On the Complexity of Approximating Multimarginal Optimal Transport

Authors: Tianyi Lin, Nhat Ho, Marco Cuturi, Michael I. Jordan

JMLR 2022 | Venue PDF | Archive PDF | Plain Text | LLM Run Details

Reproducibility Variable Result LLM Response
Research Type Experimental Preliminary results on synthetic data and real images demonstrate the effectiveness and efficiency of our algorithms. ... 6. Experiments In this section, we evaluate our new algorithms on both synthetic data and real images.
Researcher Affiliation Collaboration Tianyi Lin darren EMAIL Department of Electrical Engineering and Computer Science University of California Berkeley, CA 94720-1776, USA, Nhat Ho EMAIL Department of Statistics and Data Sciences University of Texas, Austin Texas, 78712-1823, USA, Marco Cuturi EMAIL Google Brain Department of Statistics, CREST ENSAE, Michael I. Jordan EMAIL Department of Electrical Engineering and Computer Science and Department of Statistics University of California Berkeley, CA 94720-1776, USA. There is a mix of academic (University of California Berkeley, University of Texas, Austin, CREST ENSAE) and industry (Google Brain) affiliations.
Pseudocode Yes Algorithm 1 Multi Sinkhorn(C, η, {rk}k [m], ε ) Algorithm 2 Round(X, {rk}k [m]) Algorithm 3 Approximating MOT by Algorithm 1 and 2 Algorithm 4 Accelerated Multi Sinkhorn(C, η, { rk}k [m], ε ) Algorithm 5 Approximating MOT by Algorithms 2 and 4
Open Source Code No The paper discusses various algorithms and mentions the use of existing tools like MATLAB and the POT package but does not provide any explicit statement about making the source code for the methodology described in this paper publicly available or include links to a code repository.

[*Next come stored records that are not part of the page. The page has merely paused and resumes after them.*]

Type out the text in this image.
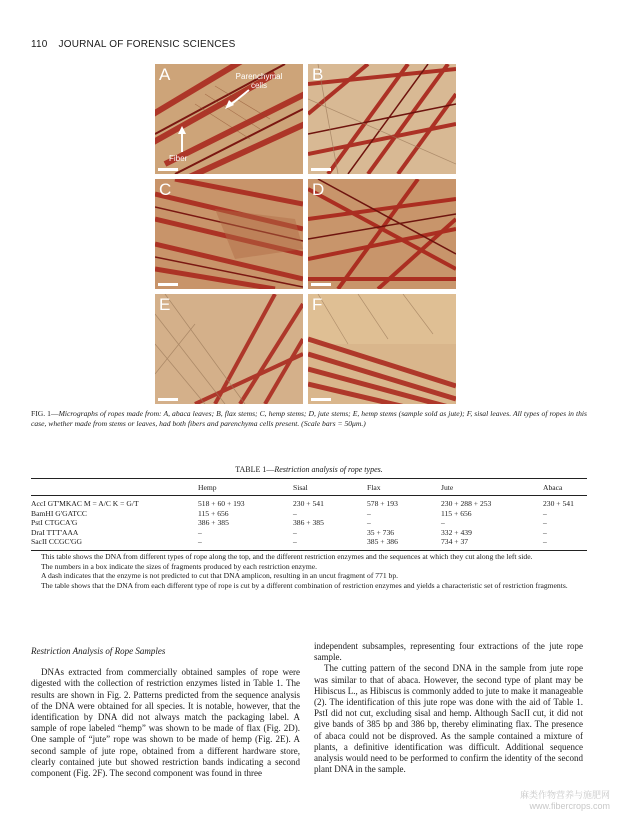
110 JOURNAL OF FORENSIC SCIENCES
A	Parenchymal
cells
Fiber
B
C	D
E	F
FIG. 1—Micrographs of ropes made from: A, abaca leaves; B, flax stems; C, hemp stems; D, jute stems; E, hemp stems (sample sold as jute); F, sisal leaves. All types of ropes in this case, whether made from stems or leaves, had both fibers and parenchyma cells present. (Scale bars = 50μm.)
TABLE 1—Restriction analysis of rope types.
	Hemp	Sisal	Flax	Jute	Abaca
AccI GT'MKAC M = A/C K = G/T	518 + 60 + 193	230 + 541	578 + 193	230 + 288 + 253	230 + 541
BamHI G'GATCC	115 + 656	–	–	115 + 656	–
PstI CTGCA'G	386 + 385	386 + 385	–	–	–
DraI TTT'AAA	–	–	35 + 736	332 + 439	–
SacII CCGC'GG	–	–	385 + 386	734 + 37	–

This table shows the DNA from different types of rope along the top, and the different restriction enzymes and the sequences at which they cut along the left side.

The numbers in a box indicate the sizes of fragments produced by each restriction enzyme.

A dash indicates that the enzyme is not predicted to cut that DNA amplicon, resulting in an uncut fragment of 771 bp.

The table shows that the DNA from each different type of rope is cut by a different combination of restriction enzymes and yields a characteristic set of restriction fragments.

Restriction Analysis of Rope Samples

DNAs extracted from commercially obtained samples of rope were digested with the collection of restriction enzymes listed in Table 1. The results are shown in Fig. 2. Patterns predicted from the sequence analysis of the DNA were obtained for all species. It is notable, however, that the identification by DNA did not always match the packaging label. A sample of rope labeled “hemp” was shown to be made of flax (Fig. 2D). One sample of “jute” rope was shown to be made of hemp (Fig. 2E). A second sample of jute rope, obtained from a different hardware store, clearly contained jute but showed restriction bands indicating a second component (Fig. 2F). The second component was found in three

independent subsamples, representing four extractions of the jute rope sample.

The cutting pattern of the second DNA in the sample from jute rope was similar to that of abaca. However, the second type of plant may be Hibiscus L., as Hibiscus is commonly added to jute to make it manageable (2). The identification of this jute rope was done with the aid of Table 1. PstI did not cut, excluding sisal and hemp. Although SacII cut, it did not give bands of 385 bp and 386 bp, thereby eliminating flax. The presence of abaca could not be disproved. As the sample contained a mixture of plants, a definitive identification was difficult. Additional sequence analysis would need to be performed to confirm the identity of the second plant DNA in the sample.

麻类作物营养与施肥网
www.fibercrops.com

Open Datasets Yes We conduct the experiment with the same setup and MNIST dataset. The MNIST dataset consists of 60,000 images of handwritten digits of size 28 by 28 pixels.
Dataset Splits No The paper mentions using the MNIST dataset and synthetic data but does not specify how these datasets were partitioned into training, validation, or test sets for the experiments.

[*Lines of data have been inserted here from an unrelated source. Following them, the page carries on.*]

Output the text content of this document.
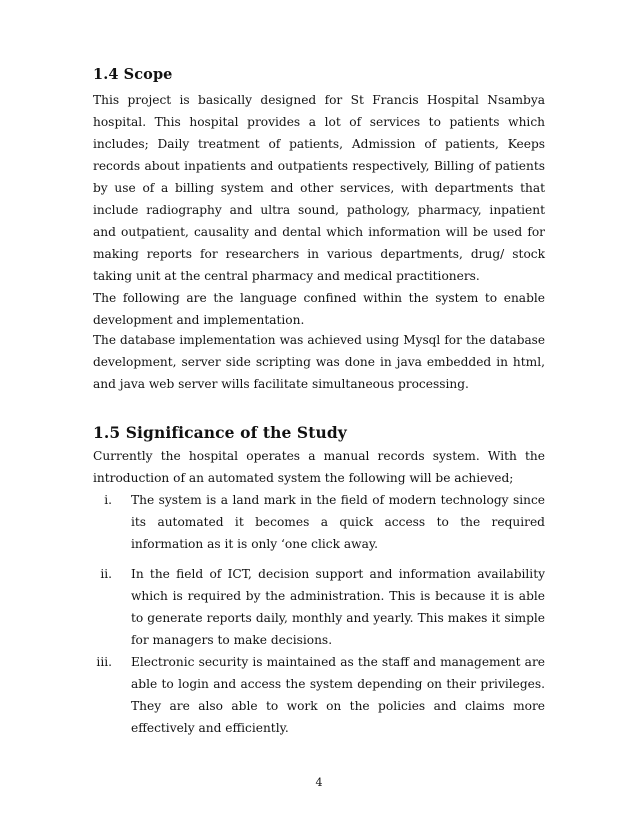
1.4 Scope
This project is basically designed for St Francis Hospital Nsambya
hospital. This hospital provides a lot of services to patients which
includes; Daily treatment of patients, Admission of patients, Keeps
records about inpatients and outpatients respectively, Billing of patients
by use of a billing system and other services, with departments that
include radiography and ultra sound, pathology, pharmacy, inpatient
and outpatient, causality and dental which information will be used for
making reports for researchers in various departments, drug/ stock
taking unit at the central pharmacy and medical practitioners.
The following are the language confined within the system to enable
development and implementation.
The database implementation was achieved using Mysql for the database
development, server side scripting was done in java embedded in html,
and java web server wills facilitate simultaneous processing.
1.5 Significance of the Study
Currently the hospital operates a manual records system. With the
introduction of an automated system the following will be achieved;
i. The system is a land mark in the field of modern technology since
its automated it becomes a quick access to the required
information as it is only ‘one click away.
ii. In the field of ICT, decision support and information availability
which is required by the administration. This is because it is able
to generate reports daily, monthly and yearly. This makes it simple
for managers to make decisions.
iii. Electronic security is maintained as the staff and management are
able to login and access the system depending on their privileges.
They are also able to work on the policies and claims more
effectively and efficiently.
4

Hardware Specification Yes All the experiments are conducted in MATLAB R2020a on a workstation with an Intel Core i5-9400F (6 cores and 6 threads) and 32GB memory, equipped with Ubuntu 18.04.
Software Dependencies Yes All the experiments are conducted in MATLAB R2020a on a workstation with an Intel Core i5-9400F (6 cores and 6 threads) and 32GB memory, equipped with Ubuntu 18.04.

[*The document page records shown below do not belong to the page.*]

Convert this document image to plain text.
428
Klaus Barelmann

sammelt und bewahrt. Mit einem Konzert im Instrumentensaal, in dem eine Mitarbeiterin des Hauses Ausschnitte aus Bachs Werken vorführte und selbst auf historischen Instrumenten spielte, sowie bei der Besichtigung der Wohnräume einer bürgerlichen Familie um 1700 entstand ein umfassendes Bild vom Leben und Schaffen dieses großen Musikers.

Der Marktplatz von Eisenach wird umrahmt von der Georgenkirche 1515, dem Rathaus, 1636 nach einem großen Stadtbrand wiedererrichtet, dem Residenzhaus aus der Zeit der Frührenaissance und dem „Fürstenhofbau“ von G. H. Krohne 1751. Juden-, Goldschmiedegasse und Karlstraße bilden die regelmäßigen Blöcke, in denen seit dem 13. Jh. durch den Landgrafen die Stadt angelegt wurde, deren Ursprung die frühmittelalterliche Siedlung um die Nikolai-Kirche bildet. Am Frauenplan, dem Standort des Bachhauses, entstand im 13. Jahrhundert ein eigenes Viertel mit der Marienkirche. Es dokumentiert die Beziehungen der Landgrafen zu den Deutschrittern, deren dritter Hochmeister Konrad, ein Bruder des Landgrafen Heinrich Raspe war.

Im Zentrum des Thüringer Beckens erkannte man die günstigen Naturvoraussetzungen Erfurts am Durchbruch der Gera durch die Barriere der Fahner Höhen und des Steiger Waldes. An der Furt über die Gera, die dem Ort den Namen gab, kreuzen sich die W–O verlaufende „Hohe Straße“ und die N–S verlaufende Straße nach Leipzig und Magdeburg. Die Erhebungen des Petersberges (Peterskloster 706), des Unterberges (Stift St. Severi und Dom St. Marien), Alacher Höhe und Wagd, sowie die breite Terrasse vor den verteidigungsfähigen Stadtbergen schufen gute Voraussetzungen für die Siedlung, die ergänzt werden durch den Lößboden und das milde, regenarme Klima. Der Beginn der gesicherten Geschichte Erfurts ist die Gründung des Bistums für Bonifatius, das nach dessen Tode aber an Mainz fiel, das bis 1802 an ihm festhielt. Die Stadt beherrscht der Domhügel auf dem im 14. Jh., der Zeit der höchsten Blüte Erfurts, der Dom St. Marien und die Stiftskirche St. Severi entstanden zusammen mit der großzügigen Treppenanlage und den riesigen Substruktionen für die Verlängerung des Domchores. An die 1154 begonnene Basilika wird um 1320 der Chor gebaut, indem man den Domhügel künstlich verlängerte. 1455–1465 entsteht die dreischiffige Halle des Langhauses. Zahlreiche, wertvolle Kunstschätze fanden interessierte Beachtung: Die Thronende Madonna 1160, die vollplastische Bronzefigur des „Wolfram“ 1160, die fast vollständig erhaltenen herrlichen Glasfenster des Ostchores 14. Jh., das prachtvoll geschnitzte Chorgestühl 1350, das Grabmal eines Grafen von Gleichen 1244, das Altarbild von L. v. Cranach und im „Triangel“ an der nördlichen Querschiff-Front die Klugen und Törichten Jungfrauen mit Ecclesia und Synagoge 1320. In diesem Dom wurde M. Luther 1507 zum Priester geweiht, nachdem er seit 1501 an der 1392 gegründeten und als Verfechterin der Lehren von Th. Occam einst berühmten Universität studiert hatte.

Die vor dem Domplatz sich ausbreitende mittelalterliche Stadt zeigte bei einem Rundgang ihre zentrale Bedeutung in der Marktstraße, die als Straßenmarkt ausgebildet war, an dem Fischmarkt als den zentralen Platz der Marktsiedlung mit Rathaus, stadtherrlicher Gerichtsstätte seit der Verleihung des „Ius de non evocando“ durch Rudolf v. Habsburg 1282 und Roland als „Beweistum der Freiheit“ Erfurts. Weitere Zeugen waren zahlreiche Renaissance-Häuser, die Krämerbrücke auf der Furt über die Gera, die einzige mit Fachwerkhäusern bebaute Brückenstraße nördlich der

Experiment Setup No The paper describes generating synthetic images with certain characteristics (e.g., uniform distribution on [0,1] for background, [0,50] for foreground, 10% square size) and setting regularization parameters (e.g., η {1, 0.2, 0.1} for synthetic data, η {1, 0.05, 0.02} for MNIST) and a maximum number of iterations (10). However, it does not provide comprehensive hyperparameter values or system-level training settings typically found in an experimental setup section for deep learning or complex model training.